Jusque-là, Mme Merkel n’a jamais recouru à une telle arme, estimant suffisant de rassembler les chefs des Länder par visioconférence pour caler avec eux les mesures anti-Covid-19. Mais la dernière réunion de ce type, lundi 22 mars, a été un fiasco : douze heures de pourparlers pour finir par annoncer un quasi-confinement de cinq jours à Pâques, avant que la chancelière y renonce au bout de trente-six heures – excuses publiques à l’appui – en expliquant que la mesure était inapplicable.
Désaveu cinglant
En rappelant à l’ordre les Länder tentés de desserrer l’étau, Mme Merkel a aussi lancé un sérieux avertissement à l’un de ses successeurs potentiels à six mois des législatives du 26 septembre : Armin Laschet, nouveau patron de la CDU et ministre-président de Rhénanie-du-Nord-Westphalie.

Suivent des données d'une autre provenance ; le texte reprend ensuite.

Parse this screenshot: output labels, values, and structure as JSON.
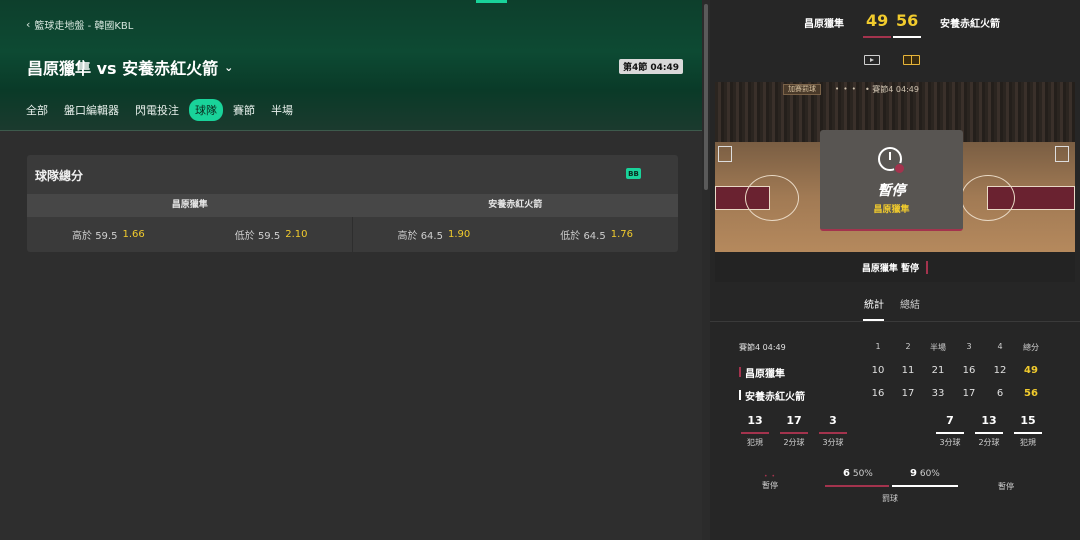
{
  "breadcrumb": {
    "text": "籃球走地盤 - 韓國KBL"
  },
  "match": {
    "title": "昌原獵隼 vs 安養赤紅火箭",
    "clock": "第4節 04:49"
  },
  "tabs": [
    "全部",
    "盤口編輯器",
    "閃電投注",
    "球隊",
    "賽節",
    "半場"
  ],
  "active_tab": "球隊",
  "market": {
    "title": "球隊總分",
    "badge": "BB",
    "team_a": "昌原獵隼",
    "team_b": "安養赤紅火箭",
    "odds": [
      {
        "label": "高於 59.5",
        "price": "1.66"
      },
      {
        "label": "低於 59.5",
        "price": "2.10"
      },
      {
        "label": "高於 64.5",
        "price": "1.90"
      },
      {
        "label": "低於 64.5",
        "price": "1.76"
      }
    ]
  },
  "scoreboard": {
    "team_a": "昌原獵隼",
    "team_b": "安養赤紅火箭",
    "score_a": "49",
    "score_b": "56",
    "color_a": "#a3334d",
    "color_b": "#ffffff"
  },
  "court": {
    "label": "加賽罰球",
    "dots": "• • •",
    "time": "• 賽節4 04:49",
    "pause_title": "暫停",
    "pause_team": "昌原獵隼",
    "status_text": "昌原獵隼 暫停"
  },
  "sub_tabs": {
    "stats": "統計",
    "summary": "總結"
  },
  "box": {
    "period_label": "賽節4",
    "period_time": "04:49",
    "headers": [
      "1",
      "2",
      "半場",
      "3",
      "4",
      "總分"
    ],
    "rows": [
      {
        "team": "昌原獵隼",
        "values": [
          "10",
          "11",
          "21",
          "16",
          "12",
          "49"
        ]
      },
      {
        "team": "安養赤紅火箭",
        "values": [
          "16",
          "17",
          "33",
          "17",
          "6",
          "56"
        ]
      }
    ]
  },
  "team_stats": {
    "a": [
      {
        "value": "13",
        "label": "犯規"
      },
      {
        "value": "17",
        "label": "2分球"
      },
      {
        "value": "3",
        "label": "3分球"
      }
    ],
    "b": [
      {
        "value": "7",
        "label": "3分球"
      },
      {
        "value": "13",
        "label": "2分球"
      },
      {
        "value": "15",
        "label": "犯規"
      }
    ]
  },
  "timeouts": {
    "label": "暫停",
    "dots_a": "• •"
  },
  "free_throws": {
    "label": "罰球",
    "a_made": "6",
    "a_pct": "50%",
    "b_made": "9",
    "b_pct": "60%"
  }
}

Alors que celui-ci peine à s’imposer comme le candidat commun des conservateurs (CDU-CSU) à la chancellerie, la critique de Mme Merkel à l’égard de sa gestion de la crise sanitaire sonne comme un désaveu cinglant. Lundi, M. Laschet lui a répondu en se faisant le défenseur du fédéralisme. A ses yeux, les réunions régulières entre la chancelière et les chefs des Länder doivent rester l’instance où se prennent les décisions face à la pandémie, à condition de les rendre plus efficaces en réduisant le nombre de participants.

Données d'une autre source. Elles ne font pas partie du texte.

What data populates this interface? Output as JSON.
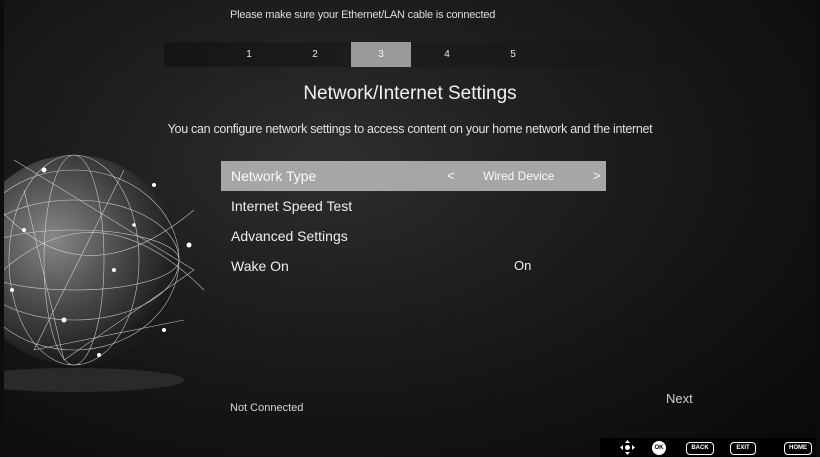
{
  "notice": "Please make sure your Ethernet/LAN cable is connected",
  "steps": [
    "1",
    "2",
    "3",
    "4",
    "5"
  ],
  "active_step": "3",
  "title": "Network/Internet Settings",
  "subtitle": "You can configure network settings to access content on your home network and the internet",
  "menu": {
    "network_type": {
      "label": "Network Type",
      "prev": "<",
      "value": "Wired Device",
      "next": ">"
    },
    "speed_test": {
      "label": "Internet Speed Test"
    },
    "advanced": {
      "label": "Advanced Settings"
    },
    "wake_on": {
      "label": "Wake On",
      "value": "On"
    }
  },
  "status": "Not Connected",
  "next_label": "Next",
  "remote": {
    "dpad_icon": "dpad-icon",
    "ok": "OK",
    "back": "BACK",
    "exit": "EXIT",
    "home": "HOME"
  }
}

Cet avis n’est pas celui du ministre-président de Bavière et chef de la CSU, Markus Söder. « Il ne sert à rien de se réunir à nouveau pour se lamenter et échanger des points de vue, si au final chacun fait ce qu’il veut. Si la chancelière prend une initiative au niveau national pour changer la loi et donner des directives claires, elle aura mon soutien », a déclaré l’autre homme fort de la droite allemande.
Venant du patron de la Bavière, région dont les dirigeants sont d’ordinaire de fervents avocats du fédéralisme, cet appel au renforcement des prérogatives de l’Etat fédéral est pour le moins habituel. A moins que ce soit, pour M. Söder, une façon de déjà se projeter dans le fauteuil de chancelier fédéral. Pour cela, il faudrait toutefois que ce soit lui – et non M. Laschet – qui soit le candidat commun de la CDU-CSU aux législatives. Sur ce point, les deux hommes ont convenu de se mettre d’accord et de faire connaître leur décision entre Pâques et la Pentecôte, autrement dit entre le 5 avril et le 23 mai.